My experience on free web hosts

This is an archived blog post that is no longer listed. That's because this is an old post, from a previous blog I've had in this domain, years ago. I'm keeping this post up only in the interest of link preservation.

This post was originally posted on 24th January 2011. The original 2011 post is horribly out of date, so it's no longer slightly useful to share. So only the 2015 update is preserved here.

This post is starting to feel old, but since it was still getting so much traffic and comments (lost with the old blog, unfortunately), I decided that it could still be useful. The best I can do now without rewriting the whole thing is giving a short summary of my recent experience.

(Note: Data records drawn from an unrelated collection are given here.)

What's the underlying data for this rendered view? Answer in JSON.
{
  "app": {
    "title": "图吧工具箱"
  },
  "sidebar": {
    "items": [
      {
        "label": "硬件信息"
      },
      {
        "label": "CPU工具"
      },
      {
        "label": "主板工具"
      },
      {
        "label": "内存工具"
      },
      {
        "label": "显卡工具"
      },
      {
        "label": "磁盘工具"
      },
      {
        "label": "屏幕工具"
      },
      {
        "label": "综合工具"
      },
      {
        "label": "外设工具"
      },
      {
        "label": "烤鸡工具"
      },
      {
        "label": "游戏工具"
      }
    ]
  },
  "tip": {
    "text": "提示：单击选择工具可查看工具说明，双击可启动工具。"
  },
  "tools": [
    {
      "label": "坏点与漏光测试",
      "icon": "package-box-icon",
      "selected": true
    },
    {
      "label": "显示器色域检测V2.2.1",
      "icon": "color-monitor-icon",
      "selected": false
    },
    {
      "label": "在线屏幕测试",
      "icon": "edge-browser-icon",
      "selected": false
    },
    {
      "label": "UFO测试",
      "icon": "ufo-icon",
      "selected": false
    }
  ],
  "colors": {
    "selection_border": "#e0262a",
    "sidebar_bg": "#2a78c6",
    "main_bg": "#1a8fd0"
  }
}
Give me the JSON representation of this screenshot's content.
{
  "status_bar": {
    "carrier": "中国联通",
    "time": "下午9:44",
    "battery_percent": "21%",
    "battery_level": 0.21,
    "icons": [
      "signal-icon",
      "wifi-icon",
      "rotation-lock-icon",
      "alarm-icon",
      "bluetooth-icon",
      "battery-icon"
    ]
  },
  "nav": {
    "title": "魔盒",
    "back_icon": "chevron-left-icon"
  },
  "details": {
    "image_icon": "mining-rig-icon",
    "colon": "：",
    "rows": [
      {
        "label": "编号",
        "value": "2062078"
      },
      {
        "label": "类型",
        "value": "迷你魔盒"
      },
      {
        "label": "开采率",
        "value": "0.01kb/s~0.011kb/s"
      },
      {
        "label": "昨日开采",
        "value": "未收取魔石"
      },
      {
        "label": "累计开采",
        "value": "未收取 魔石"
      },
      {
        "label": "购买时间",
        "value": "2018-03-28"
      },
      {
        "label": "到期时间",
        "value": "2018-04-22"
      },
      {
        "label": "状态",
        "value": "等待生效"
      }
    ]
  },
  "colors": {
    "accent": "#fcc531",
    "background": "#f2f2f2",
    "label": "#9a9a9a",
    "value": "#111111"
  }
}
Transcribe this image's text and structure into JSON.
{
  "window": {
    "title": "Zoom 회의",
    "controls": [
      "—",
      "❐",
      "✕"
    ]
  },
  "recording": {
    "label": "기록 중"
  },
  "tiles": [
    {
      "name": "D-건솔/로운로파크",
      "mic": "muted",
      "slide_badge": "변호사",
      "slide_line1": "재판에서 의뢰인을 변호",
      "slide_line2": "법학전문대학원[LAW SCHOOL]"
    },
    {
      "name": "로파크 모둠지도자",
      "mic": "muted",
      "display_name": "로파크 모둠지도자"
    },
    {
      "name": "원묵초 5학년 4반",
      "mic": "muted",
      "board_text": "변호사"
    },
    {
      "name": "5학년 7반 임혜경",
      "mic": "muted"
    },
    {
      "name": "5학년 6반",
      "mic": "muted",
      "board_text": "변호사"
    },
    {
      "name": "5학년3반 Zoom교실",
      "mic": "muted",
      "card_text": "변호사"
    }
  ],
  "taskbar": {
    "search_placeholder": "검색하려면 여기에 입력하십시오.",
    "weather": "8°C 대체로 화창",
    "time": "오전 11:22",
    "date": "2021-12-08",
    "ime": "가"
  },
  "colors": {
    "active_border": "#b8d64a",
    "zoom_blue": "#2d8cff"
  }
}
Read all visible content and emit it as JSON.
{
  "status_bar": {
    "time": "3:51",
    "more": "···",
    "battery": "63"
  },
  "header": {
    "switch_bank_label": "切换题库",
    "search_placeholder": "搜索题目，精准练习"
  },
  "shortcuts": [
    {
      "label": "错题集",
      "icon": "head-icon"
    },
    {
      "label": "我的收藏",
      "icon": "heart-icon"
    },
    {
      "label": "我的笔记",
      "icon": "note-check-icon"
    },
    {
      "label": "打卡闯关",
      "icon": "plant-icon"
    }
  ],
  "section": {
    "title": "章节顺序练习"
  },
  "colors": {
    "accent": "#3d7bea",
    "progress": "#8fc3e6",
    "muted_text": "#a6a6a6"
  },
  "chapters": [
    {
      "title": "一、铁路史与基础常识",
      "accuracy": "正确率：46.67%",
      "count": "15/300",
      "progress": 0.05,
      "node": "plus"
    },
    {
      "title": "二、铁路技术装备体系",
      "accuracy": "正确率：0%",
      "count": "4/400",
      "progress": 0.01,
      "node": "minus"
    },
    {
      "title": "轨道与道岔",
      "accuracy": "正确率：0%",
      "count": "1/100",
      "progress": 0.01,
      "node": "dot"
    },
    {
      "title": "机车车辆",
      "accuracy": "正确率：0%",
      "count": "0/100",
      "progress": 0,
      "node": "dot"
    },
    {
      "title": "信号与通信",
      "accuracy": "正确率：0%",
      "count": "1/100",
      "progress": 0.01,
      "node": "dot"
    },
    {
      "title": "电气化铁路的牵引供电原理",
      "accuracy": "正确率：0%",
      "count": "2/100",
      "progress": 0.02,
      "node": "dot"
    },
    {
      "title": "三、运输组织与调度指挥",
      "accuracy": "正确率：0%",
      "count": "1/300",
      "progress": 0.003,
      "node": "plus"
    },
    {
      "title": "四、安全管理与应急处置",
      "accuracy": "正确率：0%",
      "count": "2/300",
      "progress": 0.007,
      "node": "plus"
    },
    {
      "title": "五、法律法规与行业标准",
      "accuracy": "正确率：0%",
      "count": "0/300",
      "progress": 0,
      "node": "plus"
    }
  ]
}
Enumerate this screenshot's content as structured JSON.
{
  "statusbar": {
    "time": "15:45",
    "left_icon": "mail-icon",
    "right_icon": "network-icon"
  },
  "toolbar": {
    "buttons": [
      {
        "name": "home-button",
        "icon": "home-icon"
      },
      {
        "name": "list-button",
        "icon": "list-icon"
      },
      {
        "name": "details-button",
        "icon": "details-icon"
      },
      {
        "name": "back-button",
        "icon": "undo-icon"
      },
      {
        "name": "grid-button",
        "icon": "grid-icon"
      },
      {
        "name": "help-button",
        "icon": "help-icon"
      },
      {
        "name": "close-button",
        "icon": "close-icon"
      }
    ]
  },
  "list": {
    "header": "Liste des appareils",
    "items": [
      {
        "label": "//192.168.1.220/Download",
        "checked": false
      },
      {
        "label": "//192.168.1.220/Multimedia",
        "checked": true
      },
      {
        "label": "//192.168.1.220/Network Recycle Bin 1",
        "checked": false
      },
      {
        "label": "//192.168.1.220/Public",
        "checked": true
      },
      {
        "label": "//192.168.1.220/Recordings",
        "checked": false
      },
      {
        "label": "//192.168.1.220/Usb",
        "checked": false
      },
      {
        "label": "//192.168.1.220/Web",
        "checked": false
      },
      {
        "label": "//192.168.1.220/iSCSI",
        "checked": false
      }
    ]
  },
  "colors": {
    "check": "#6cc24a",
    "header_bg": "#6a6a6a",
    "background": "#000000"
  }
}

In short, the best free host that one can choose is probably Heroku, which provides many different environments (like PHP, to run a Wordpress install, or Ruby for a Ruby on Rails webapp). Its main problems are speed (if you’re not paying, your instance is put on stand by when no one is accessing it, which makes the next access very slow, as it has to wait for the instance to load again) and, if you’re planning on upgrading to a paying tier in the future, the prices aren’t the most competitive ones.

Now that I switched my blog from Wordpress to Jekyll, a great free host that I could have chosen is Github Pages. I’m not using it, so I can’t tell the pros and cons, but I believe that it doesn’t have the speed issues other hosts have. A possible problem for some is that in the free tier you have to disclose the full source code of your webapp.

All in all, my general recommendation still remains: if you’re looking for a host for anything serious or professional-looking, you’re better off willing to spend some money on it. Low-volume websites aren’t that expensive to host, and if you’re already paying, it’s much easier to scale in the future, and to get better customer support.

Update from 2024: Even the 2015 update is already outdated, as Heroku no longer offers a free plan. Go use some other PaaS like Vercel or whatever's hot right now (this is a moving target, bound to be outdated again soon). Or Github Pages, that one should still be ok.